The Islamic Calendar
The Islamic calendar, Muslim calendar or Hijri calendar (AH) is a lunar calendar consisting of 12 months in a year of 354 or 355 days. Being a purely lunar calendar, it is not synchronized with the seasons. With an annual drift of 10 or 11 days, the seasonal relation repeats about every 33 Islamic years (every 32 solar years). It is used to date events in many Muslim countries (concurrently with the Gregorian calendar), and used by Muslims everywhere to determine the proper days on which to observe the annual fast (see Ramadan), to attend Hajj, and to celebrate other Islamic holidays and festivals. The first year was the Islamic year beginning in AD 622 during which the emigration of Muhammad from Mecca to Medina, known as the Hijra, occurred. Each numbered year is designated either H for Hijra or AH for the Latin anno Hegirae (in the year of the Hijra), hence, Muslims typically call their calendar the Hijri calendar.  The current Islamic year is 1434 AH. In the Gregorian calendar 1434 AH runs from approximately 14 November 2012 (evening) to 4 November 2013 (evening).

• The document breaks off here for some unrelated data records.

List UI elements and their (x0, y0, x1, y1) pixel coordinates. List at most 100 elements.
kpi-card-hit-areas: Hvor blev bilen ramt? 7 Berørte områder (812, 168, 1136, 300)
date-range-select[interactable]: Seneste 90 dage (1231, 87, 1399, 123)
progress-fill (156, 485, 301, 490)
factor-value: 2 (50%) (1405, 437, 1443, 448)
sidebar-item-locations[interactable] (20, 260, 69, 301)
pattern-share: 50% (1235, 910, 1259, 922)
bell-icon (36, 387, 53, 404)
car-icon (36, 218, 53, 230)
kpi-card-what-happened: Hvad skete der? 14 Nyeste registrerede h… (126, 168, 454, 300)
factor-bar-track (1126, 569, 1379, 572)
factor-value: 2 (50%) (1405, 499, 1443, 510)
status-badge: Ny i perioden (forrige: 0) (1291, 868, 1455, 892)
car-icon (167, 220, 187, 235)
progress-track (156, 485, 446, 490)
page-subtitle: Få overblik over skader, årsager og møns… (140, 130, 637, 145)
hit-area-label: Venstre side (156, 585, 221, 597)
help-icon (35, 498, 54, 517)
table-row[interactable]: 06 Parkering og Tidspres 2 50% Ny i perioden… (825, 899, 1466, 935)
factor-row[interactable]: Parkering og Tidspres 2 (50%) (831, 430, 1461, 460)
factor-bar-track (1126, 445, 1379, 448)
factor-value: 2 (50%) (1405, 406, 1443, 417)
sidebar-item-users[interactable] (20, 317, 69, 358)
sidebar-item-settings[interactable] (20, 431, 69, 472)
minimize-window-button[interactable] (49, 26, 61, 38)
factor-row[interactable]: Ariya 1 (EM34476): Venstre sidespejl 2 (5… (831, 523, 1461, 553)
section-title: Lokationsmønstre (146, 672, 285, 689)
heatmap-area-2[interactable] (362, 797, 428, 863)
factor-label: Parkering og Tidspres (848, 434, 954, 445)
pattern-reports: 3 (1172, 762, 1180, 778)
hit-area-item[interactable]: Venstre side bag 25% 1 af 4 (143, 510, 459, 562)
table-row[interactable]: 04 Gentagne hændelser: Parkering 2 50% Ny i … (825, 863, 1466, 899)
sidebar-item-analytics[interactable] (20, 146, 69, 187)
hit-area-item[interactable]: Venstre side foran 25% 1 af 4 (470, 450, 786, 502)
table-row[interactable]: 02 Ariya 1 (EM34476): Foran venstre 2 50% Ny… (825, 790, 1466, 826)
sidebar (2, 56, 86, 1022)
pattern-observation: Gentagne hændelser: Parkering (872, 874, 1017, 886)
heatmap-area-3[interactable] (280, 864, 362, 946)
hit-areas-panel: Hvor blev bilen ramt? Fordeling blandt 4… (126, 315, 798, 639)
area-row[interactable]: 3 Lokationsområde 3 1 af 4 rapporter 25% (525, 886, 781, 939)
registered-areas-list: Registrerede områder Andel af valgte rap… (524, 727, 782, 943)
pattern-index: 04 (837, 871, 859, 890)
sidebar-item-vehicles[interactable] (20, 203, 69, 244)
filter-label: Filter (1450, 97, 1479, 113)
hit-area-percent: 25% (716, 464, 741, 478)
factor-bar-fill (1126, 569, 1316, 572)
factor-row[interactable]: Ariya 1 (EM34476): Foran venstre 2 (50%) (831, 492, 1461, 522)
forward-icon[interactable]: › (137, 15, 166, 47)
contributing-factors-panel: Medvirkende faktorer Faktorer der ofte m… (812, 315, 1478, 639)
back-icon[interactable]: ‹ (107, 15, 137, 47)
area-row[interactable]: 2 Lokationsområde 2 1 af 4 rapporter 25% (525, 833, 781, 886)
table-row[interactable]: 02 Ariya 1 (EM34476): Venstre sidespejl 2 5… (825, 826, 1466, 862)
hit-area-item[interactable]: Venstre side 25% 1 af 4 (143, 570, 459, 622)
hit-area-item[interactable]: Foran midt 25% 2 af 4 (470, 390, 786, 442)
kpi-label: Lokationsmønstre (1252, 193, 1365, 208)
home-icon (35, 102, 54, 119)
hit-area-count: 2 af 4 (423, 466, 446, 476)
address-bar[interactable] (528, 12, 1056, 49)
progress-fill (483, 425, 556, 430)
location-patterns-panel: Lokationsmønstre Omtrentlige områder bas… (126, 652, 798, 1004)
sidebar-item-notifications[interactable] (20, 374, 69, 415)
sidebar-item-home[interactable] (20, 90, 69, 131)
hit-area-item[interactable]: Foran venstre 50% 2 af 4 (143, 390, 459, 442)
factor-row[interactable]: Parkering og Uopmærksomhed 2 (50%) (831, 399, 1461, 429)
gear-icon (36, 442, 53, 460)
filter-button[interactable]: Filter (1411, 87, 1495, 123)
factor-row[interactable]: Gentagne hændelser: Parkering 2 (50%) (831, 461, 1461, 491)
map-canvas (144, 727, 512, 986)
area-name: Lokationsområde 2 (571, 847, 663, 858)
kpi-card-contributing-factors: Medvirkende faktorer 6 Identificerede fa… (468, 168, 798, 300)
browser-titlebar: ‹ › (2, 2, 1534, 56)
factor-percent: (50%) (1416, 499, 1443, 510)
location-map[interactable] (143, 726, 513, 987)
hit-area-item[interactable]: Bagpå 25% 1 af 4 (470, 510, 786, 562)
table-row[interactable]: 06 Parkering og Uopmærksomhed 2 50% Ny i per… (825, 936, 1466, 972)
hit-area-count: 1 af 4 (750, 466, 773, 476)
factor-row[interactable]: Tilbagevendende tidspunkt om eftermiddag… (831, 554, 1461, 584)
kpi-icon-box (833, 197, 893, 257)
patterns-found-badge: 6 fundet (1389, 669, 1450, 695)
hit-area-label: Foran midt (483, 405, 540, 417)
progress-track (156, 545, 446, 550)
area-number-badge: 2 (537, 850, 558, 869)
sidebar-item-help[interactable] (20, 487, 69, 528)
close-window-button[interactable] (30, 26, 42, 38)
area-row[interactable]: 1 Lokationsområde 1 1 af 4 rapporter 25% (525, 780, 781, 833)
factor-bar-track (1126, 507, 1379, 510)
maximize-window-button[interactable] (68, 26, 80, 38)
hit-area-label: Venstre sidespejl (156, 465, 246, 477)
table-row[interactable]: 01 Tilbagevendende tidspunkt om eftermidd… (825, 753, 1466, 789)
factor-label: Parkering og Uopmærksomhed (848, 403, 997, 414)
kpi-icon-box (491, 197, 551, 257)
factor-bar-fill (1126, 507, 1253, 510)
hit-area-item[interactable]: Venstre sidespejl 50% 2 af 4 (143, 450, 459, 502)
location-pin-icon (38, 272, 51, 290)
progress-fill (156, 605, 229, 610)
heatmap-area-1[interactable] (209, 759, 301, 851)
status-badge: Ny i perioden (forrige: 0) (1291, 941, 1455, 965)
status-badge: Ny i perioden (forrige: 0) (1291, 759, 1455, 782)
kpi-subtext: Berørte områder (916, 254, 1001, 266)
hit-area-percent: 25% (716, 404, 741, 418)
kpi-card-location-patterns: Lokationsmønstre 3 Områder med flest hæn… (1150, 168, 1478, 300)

Thus, the Islamic calendar is closer to the lunar Hebrew calendar than to the Gregorian calendar that is the dominant one worldwide.

The Hebrew Calendar

[U]ntil the Tannaitic period (approximately 10–220 CE) the months were set by observation of a new crescent moon, with an additional month added every two or three years to correct for the difference between twelve lunar months and the solar year and, therefore, to keep Passover in the spring. The addition of the extra month was also based on observation of natural events: specifically, the ripening of the barley crop; the age of the kids, lambs, and doves; the ripeness of the fruit trees; and the relation of the date to the tekufah (seasons). Through the Amoraic period (200–500 CE) and into the Geonic period, this system was displaced by mathematical rules. The principles and rules appear to have been settled by the time Maimonides compiled the Mishneh Torah in the 12th century. . . . The Hebrew calendar era used at present is the Anno Mundi epoch (Latin for "in the year of the world"; Hebrew: לבריאת העולם, "from the creation of the world") . . . the words or abbreviation (A.M. or AM) for the era should properly precede the date rather than follow it, although this is no longer always followed. . . . AM 5772 began at sunset on 28 September 2011 and ended on 16 September 2012. AM 5773 began at sunset on 16 September 2012 and will end on 4 September 2013.    
Despite the fact that the Hebrew calendar is implicitly based on a Young Earth Creationist theology, few Jews in Israel and the United States (which is where the majority of Jews live), are Young Earth Creationists.